この際だから、一生書き続けるってのはどうかな~。。
+++++++++
■11/11■
**:**
さっきまで和やかだった楽屋は、審査発表のアナウンスとともに、ピリッとした空気に戻った。
暗黙の了解で、ぞろぞろと、それぞれホールに向かう。
私は、ラスピメンズがいないことに気付き、慌ててTEL。
・・・でない。
仕方なくひとりで客席へ。
ちょうどその一体が空いていたようで、周りもほぼ出演者で埋まった。
まわりから、ひしひしと緊張感が漂ってくる。もちろん、私もそれを発しているんだろう。
みんな、優勝というわずか1席を目指して、ここまできたはず。出来はどうであれ、とにかく呼ばれることを期待して、ここにいるのだ。緊張しないはずがない。
各賞の発表の前に、観客用の抽選会があった。さすが大手楽器店によるコンテスト。ギターやら、キーボードやら、景品は豪華だ。
ぼんやりと眺めていると、そこへ、3人が帰ってきた。
電話に出なかったこと
ひとりぼっちがさみしかったこと
3人から、マックのおいしそうなニオイがしたこと(爆)
いっそ責めたかったけど、とにかく会えたことにホッとして、そのまま。笑
+++++++
すんなり書くけど、結果、私達は何の賞も取れなかった。
でもそれは “残念なこと” ではなかった。
うん…結果を残せなかったことは確かに残念なんだけれど、それよりも、自分達に足りなかった何かに気がついてしまった所為かもしれない。
実質2番手である賞を獲得したバンドが
「地元のみんな、ゴメン…!!」
といって泣いた。
それを見た私は、自分達にはこれが足りなかったんだ、と思ってしまったのだ。
その行為がどうこうではなくて、気持ち。
そこまで悔しいと思う、気持ち。
上に行きたいと強く願う、気持ち。
もちろん、自分達に出来うる努力はしてきたつもりでいた。
でも、本当に?
どこかで、「入賞なんて無理」って、思ってなかった?
― 自分の中の答えは、明確だった。
技術力の差も、痛いほど感じていた。
でも、端から天井を決めてかかっていた私は、やっぱり自分に甘くて、努力を、どこか惜しんでいたのだ。

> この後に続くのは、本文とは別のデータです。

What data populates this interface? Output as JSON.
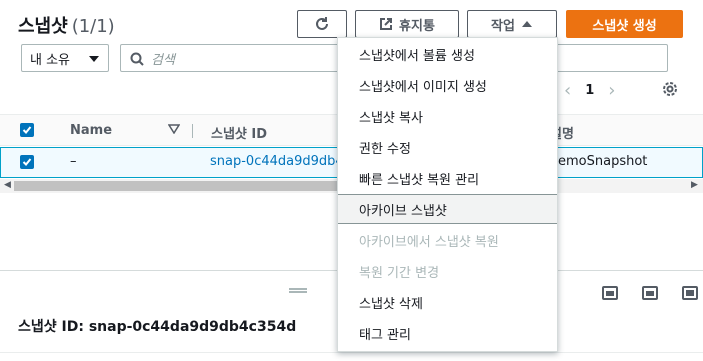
{
  "header": {
    "title": "스냅샷",
    "count": "(1/1)",
    "recycle_label": "휴지통",
    "actions_label": "작업",
    "create_label": "스냅샷 생성"
  },
  "filters": {
    "owner_value": "내 소유",
    "search_placeholder": "검색"
  },
  "pagination": {
    "current_page": "1"
  },
  "table": {
    "columns": [
      "Name",
      "스냅샷 ID",
      "설명"
    ],
    "rows": [
      {
        "name": "–",
        "snapshot_id": "snap-0c44da9d9db4",
        "description": "emoSnapshot"
      }
    ]
  },
  "detail": {
    "title": "스냅샷 ID: snap-0c44da9d9db4c354d"
  },
  "actions_menu": {
    "items": [
      {
        "label": "스냅샷에서 볼륨 생성",
        "state": "enabled"
      },
      {
        "label": "스냅샷에서 이미지 생성",
        "state": "enabled"
      },
      {
        "label": "스냅샷 복사",
        "state": "enabled"
      },
      {
        "label": "권한 수정",
        "state": "enabled"
      },
      {
        "label": "빠른 스냅샷 복원 관리",
        "state": "enabled"
      },
      {
        "label": "아카이브 스냅샷",
        "state": "highlighted"
      },
      {
        "label": "아카이브에서 스냅샷 복원",
        "state": "disabled"
      },
      {
        "label": "복원 기간 변경",
        "state": "disabled"
      },
      {
        "label": "스냅샷 삭제",
        "state": "enabled"
      },
      {
        "label": "태그 관리",
        "state": "enabled"
      }
    ]
  },
  "colors": {
    "primary_orange": "#ec7211",
    "link_blue": "#0073bb",
    "selected_row_bg": "#f1faff",
    "disabled_text": "#aab7b8"
  }
}
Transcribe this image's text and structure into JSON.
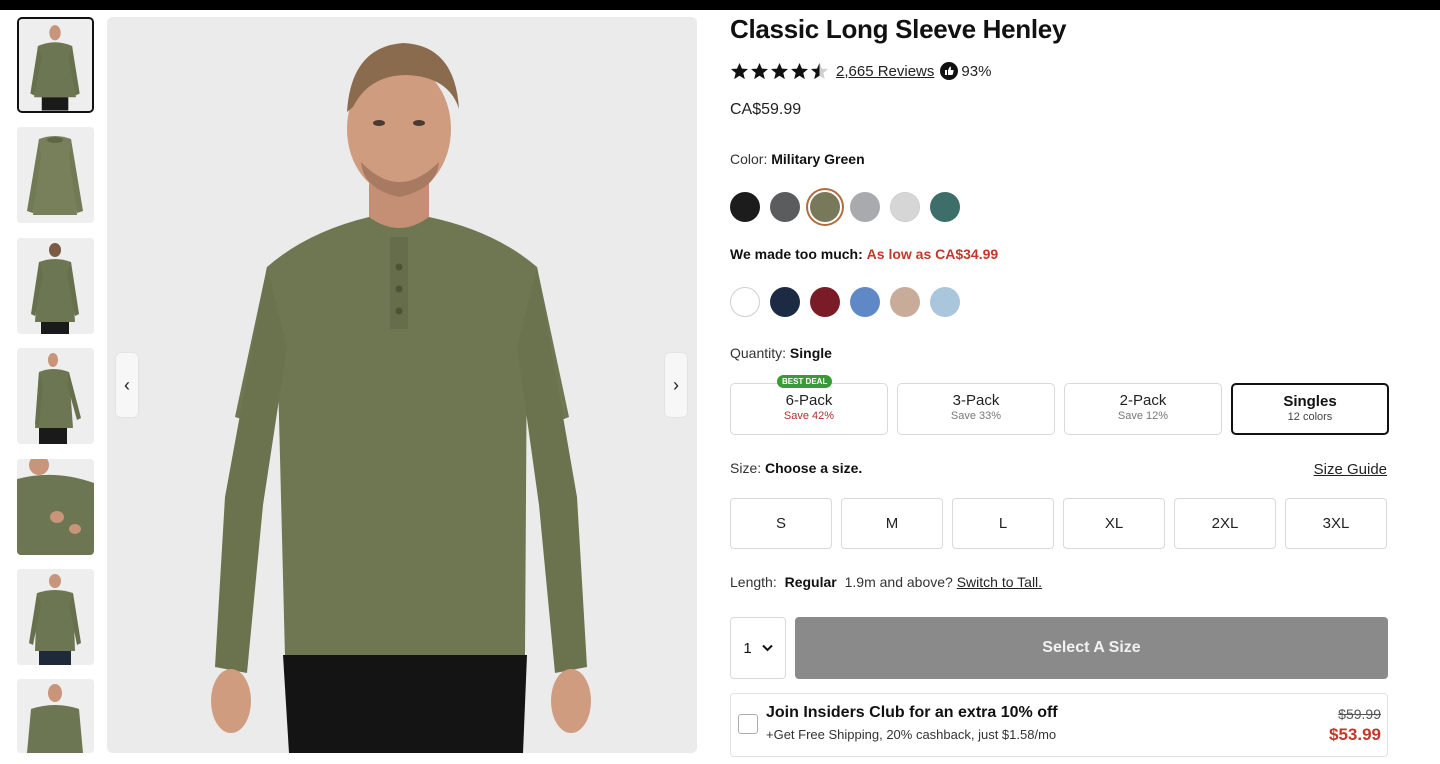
{
  "product": {
    "title": "Classic Long Sleeve Henley",
    "rating_value": 4.5,
    "reviews_label": "2,665 Reviews",
    "recommend_pct": "93%",
    "price": "CA$59.99"
  },
  "gallery": {
    "thumbnail_count": 7,
    "selected_index": 0,
    "prev_arrow": "‹",
    "next_arrow": "›"
  },
  "color": {
    "label": "Color:",
    "selected_name": "Military Green",
    "swatches": [
      "#1c1c1c",
      "#5b5c5e",
      "#77795a",
      "#a9aaae",
      "#d6d6d6",
      "#3d6e69"
    ]
  },
  "deal": {
    "label": "We made too much:",
    "value": "As low as CA$34.99",
    "swatches": [
      "#ffffff",
      "#1d2a44",
      "#7a1c27",
      "#5f88c6",
      "#c9ab99",
      "#a9c6dc"
    ]
  },
  "quantity": {
    "label": "Quantity:",
    "selected": "Single",
    "packs": [
      {
        "name": "6-Pack",
        "sub": "Save 42%",
        "badge": "BEST DEAL"
      },
      {
        "name": "3-Pack",
        "sub": "Save 33%"
      },
      {
        "name": "2-Pack",
        "sub": "Save 12%"
      },
      {
        "name": "Singles",
        "sub": "12 colors"
      }
    ]
  },
  "size": {
    "label": "Size:",
    "prompt": "Choose a size.",
    "guide": "Size Guide",
    "options": [
      "S",
      "M",
      "L",
      "XL",
      "2XL",
      "3XL"
    ]
  },
  "length": {
    "label": "Length:",
    "value": "Regular",
    "hint": "1.9m and above?",
    "link": "Switch to Tall."
  },
  "cart": {
    "qty": "1",
    "button": "Select A Size"
  },
  "insiders": {
    "title": "Join Insiders Club for an extra 10% off",
    "subtitle": "+Get Free Shipping, 20% cashback, just $1.58/mo",
    "old_price": "$59.99",
    "new_price": "$53.99"
  },
  "colors": {
    "accent_red": "#c0392b",
    "badge_green": "#3a9a3a",
    "selected_ring": "#b36b3d",
    "button_gray": "#8a8a8a"
  }
}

勝ち残る可能性が10%でもあったら、全力で達成させようとしてきた彼らには、到底かなうはずがなかった。
帰り際、甲信越大会のときにお世話になった審査員の、ベーシストJIGENさんと少しだけ話をした。
「ずいぶん垢抜けたな、っておもったよ。がんばったみたいだね。おつかれさま。」
そうなのJUGENさん。
がんばったの。
尊敬する人に好意的な言葉を貰って、私は一気に安心した。
たくさんの人に支えられて、たくさんの人を犠牲にして、たくさんの人に出会えた。
そして、本当にたくさんのいい経験が、出来た。
ハタからみれば、たかだかひとつのコンテスト。
でも私にとっては、大きな意味があったコンテスト。
私の糧と、なる。
これで。
私達の長い長い夏が、終わった。
11月なんて本当は冬だけど、夏前から同じ目標を掲げて走り続けてきた私たちにとっては、未だ夏だった。
夏の終わりは、いつも少し切なくて、寂しくなる。
でもやってくるあたらしい季節に、ワクワクする。
それと同じ感覚だった。
私たちは、また、あたらしい季節にむけて、歩き出す。